Tue Jan 12 21:06:39 GMT 2010

Stephen J. Turnbull wrote:
> Uri Moszkowicz writes:
>  > Yes I think [some compression] is necessary. I could also use a
>  > pipe but I was hoping to keep it around. I expect that the
>  > conversion would still take a really long time though (maybe 1 week
>  > at the rate it was going?).

If you don't want to pipe the output into fast-import, you could at
least pipe it into gzip, bzip2, etc.  The fast-import stream should
compress pretty well.

In fact, you could "tee" it into both a compression program (so that you
have a permanent record of the contents) and also a fast-import process.
 Though you might want to make sure that whatever utility you use for
this doesn't terminate if the fast-import process should happen to crash.

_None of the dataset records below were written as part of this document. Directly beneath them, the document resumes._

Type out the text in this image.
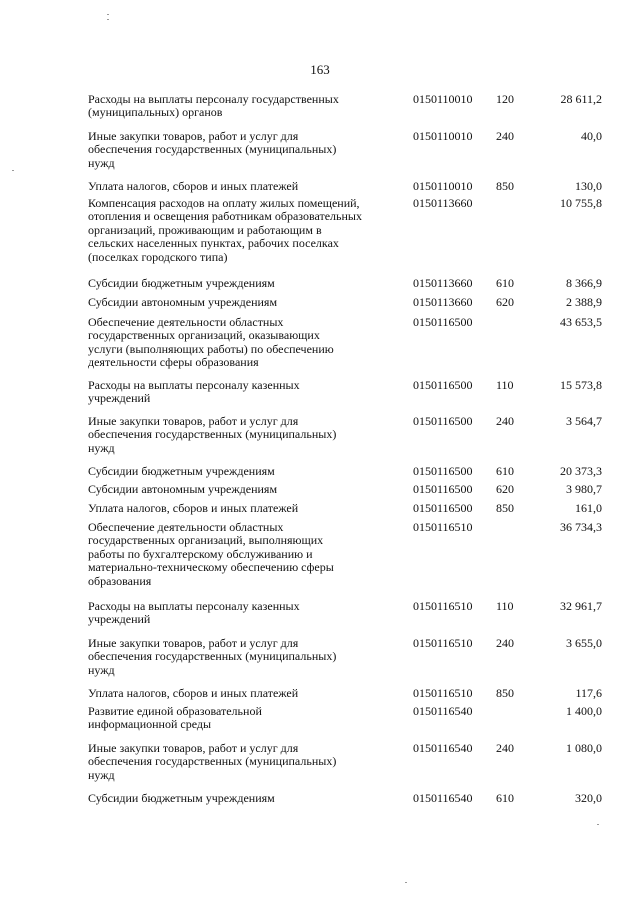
163
Расходы на выплаты персоналу государственных
(муниципальных) органов
0150110010 120	28 611,2
Иные закупки товаров, работ и услуг для
обеспечения государственных (муниципальных)
нужд
0150110010 240	40,0
Уплата налогов, сборов и иных платежей	0150110010 850	130,0
Компенсация расходов на оплату жилых помещений,
отопления и освещения работникам образовательных
организаций, проживающим и работающим в
сельских населенных пунктах, рабочих поселках
(поселках городского типа)
0150113660	10 755,8
Субсидии бюджетным учреждениям	0150113660 610	8 366,9
Субсидии автономным учреждениям	0150113660 620	2 388,9
Обеспечение деятельности областных
государственных организаций, оказывающих
услуги (выполняющих работы) по обеспечению
деятельности сферы образования
0150116500	43 653,5
Расходы на выплаты персоналу казенных
учреждений
0150116500 110	15 573,8
Иные закупки товаров, работ и услуг для
обеспечения государственных (муниципальных)
нужд
0150116500 240	3 564,7
Субсидии бюджетным учреждениям	0150116500 610	20 373,3
Субсидии автономным учреждениям	0150116500 620	3 980,7
Уплата налогов, сборов и иных платежей	0150116500 850	161,0
Обеспечение деятельности областных
государственных организаций, выполняющих
работы по бухгалтерскому обслуживанию и
материально-техническому обеспечению сферы
образования
0150116510	36 734,3
Расходы на выплаты персоналу казенных
учреждений
0150116510 110	32 961,7
Иные закупки товаров, работ и услуг для
обеспечения государственных (муниципальных)
нужд
0150116510 240	3 655,0
Уплата налогов, сборов и иных платежей	0150116510 850	117,6
Развитие единой образовательной
информационной среды
0150116540	1 400,0
Иные закупки товаров, работ и услуг для
обеспечения государственных (муниципальных)
нужд
0150116540 240	1 080,0
Субсидии бюджетным учреждениям	0150116540 610	320,0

> So what?  Surely you've already spent a week (calendar time) working
> on this.  Once you have *one* copy of a reasonably fresh repo, you're
> done with this.  With an adapted workflow, all the rest will use bzr
> protocol and be much faster (measurable in 10s of minutes at worst,
> and probably a handful of seconds).  A project with 10GB repos and
> 1000 developers can surely afford the cost of one workstation with 1TB
> of local storage, and a week of calendar time to do the conversion.
> That is the extent of the cost of conversion itself (if it works -- so
> it's a shame you didn't let it run for a week if necessary to find out).

The problem is not the cost of running a server for a week.  The problem
is that cvs2bzr is a one-shot conversion.  That means that it has to
operate on a static snapshot of the CVS repository, meaning that nobody
can commit to CVS for the whole week (or whatever) that the conversion
takes.  Thus the cost of the conversion is mostly the reduced efficiency
of all of those developers for the duration of the conversion.

cvs2svn/cvs2bzr/etc conversions are rather expensive, especially in
terms of I/O.  Make sure you have lots of RAM and fast disk drives.
Multiple CPUs doesn't currently help much because most of cvs2svn is
single-threaded.  I have several ideas for speeding it up, but not much
time to work on it :-(

Michael
(the cvs2svn maintainer)